The irony inside UniCredit's own position
UniCredit is a founding member of Qivalis, the consortium of 37 European banks building a MiCA-compliant euro stablecoin targeting a launch in the second half of 2026. The institution warning about the structural gap is simultaneously building inside it. That is not contradictory. It reflects what the banking sector has decided: the euro stablecoin market will develop regardless, and the better position is inside the regulated structure rather than outside it. But it does mean the warning carries a particular weight. Carletti is not a critic of MiCA speaking from the outside. She is a senior executive at one of the institutions most committed to making it work.

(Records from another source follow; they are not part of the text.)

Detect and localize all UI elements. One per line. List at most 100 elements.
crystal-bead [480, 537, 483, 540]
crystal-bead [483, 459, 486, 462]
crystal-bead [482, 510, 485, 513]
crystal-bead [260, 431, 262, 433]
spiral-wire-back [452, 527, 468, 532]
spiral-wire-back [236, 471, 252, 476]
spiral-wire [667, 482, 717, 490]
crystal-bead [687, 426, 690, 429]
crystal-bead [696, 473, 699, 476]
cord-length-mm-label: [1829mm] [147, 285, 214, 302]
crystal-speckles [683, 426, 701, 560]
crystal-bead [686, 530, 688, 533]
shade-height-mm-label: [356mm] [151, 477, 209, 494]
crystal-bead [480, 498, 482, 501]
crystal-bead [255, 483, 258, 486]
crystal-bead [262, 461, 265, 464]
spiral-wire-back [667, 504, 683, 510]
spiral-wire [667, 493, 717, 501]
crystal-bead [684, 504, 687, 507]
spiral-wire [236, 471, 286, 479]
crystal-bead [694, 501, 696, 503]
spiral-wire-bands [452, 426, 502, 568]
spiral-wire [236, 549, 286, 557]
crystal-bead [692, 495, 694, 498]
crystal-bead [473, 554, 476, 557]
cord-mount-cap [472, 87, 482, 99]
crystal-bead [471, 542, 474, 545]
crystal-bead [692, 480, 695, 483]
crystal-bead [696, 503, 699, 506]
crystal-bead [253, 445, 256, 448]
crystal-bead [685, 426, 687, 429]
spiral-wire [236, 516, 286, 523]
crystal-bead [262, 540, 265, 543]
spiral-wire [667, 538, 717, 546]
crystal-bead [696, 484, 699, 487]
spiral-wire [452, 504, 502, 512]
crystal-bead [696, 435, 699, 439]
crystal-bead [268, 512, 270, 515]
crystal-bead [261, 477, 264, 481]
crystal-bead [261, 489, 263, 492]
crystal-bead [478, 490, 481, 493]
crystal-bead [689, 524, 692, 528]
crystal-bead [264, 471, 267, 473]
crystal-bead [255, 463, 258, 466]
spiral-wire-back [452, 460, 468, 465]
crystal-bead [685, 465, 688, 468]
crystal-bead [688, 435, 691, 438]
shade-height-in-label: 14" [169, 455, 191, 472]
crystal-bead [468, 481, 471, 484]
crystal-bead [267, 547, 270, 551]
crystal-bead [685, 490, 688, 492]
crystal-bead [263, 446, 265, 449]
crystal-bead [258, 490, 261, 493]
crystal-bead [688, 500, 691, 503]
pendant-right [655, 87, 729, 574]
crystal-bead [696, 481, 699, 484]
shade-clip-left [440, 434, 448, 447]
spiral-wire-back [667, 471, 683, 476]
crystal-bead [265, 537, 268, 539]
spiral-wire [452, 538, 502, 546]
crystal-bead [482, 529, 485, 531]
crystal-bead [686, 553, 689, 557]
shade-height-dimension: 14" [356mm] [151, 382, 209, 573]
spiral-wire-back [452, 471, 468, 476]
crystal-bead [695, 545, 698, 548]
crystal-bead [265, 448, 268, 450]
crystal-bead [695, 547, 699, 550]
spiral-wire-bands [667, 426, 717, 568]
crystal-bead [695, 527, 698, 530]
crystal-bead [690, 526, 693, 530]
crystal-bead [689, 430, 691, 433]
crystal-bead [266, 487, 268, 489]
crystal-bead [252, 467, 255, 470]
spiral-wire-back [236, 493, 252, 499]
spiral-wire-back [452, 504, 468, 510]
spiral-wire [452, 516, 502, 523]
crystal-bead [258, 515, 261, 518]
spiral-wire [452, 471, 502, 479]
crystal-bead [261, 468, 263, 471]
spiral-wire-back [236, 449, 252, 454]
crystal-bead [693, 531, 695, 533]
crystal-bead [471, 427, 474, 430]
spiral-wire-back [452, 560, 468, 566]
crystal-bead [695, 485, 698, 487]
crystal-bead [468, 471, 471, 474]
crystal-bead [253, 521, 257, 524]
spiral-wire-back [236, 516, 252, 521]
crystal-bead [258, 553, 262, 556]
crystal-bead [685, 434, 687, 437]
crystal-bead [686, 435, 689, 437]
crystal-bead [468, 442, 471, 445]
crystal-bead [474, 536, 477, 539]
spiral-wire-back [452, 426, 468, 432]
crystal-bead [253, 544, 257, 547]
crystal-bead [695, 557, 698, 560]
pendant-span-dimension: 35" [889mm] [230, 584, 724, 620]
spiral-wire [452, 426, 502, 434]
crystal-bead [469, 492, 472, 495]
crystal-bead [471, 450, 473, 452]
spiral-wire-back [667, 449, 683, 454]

The European stablecoin infrastructure is assembling at pace. Zerohash became the first company to hold both a MiCA licence and a full Electronic Money Institution licence in Europe on May 18. Standard Chartered moved to absorb Zodia Custody's crypto business in the same week, making the same calculation from the banking side. The compliance layer is being built by institutions that have decided the market is real. What Carletti identified is that the crisis management layer has not kept pace with it.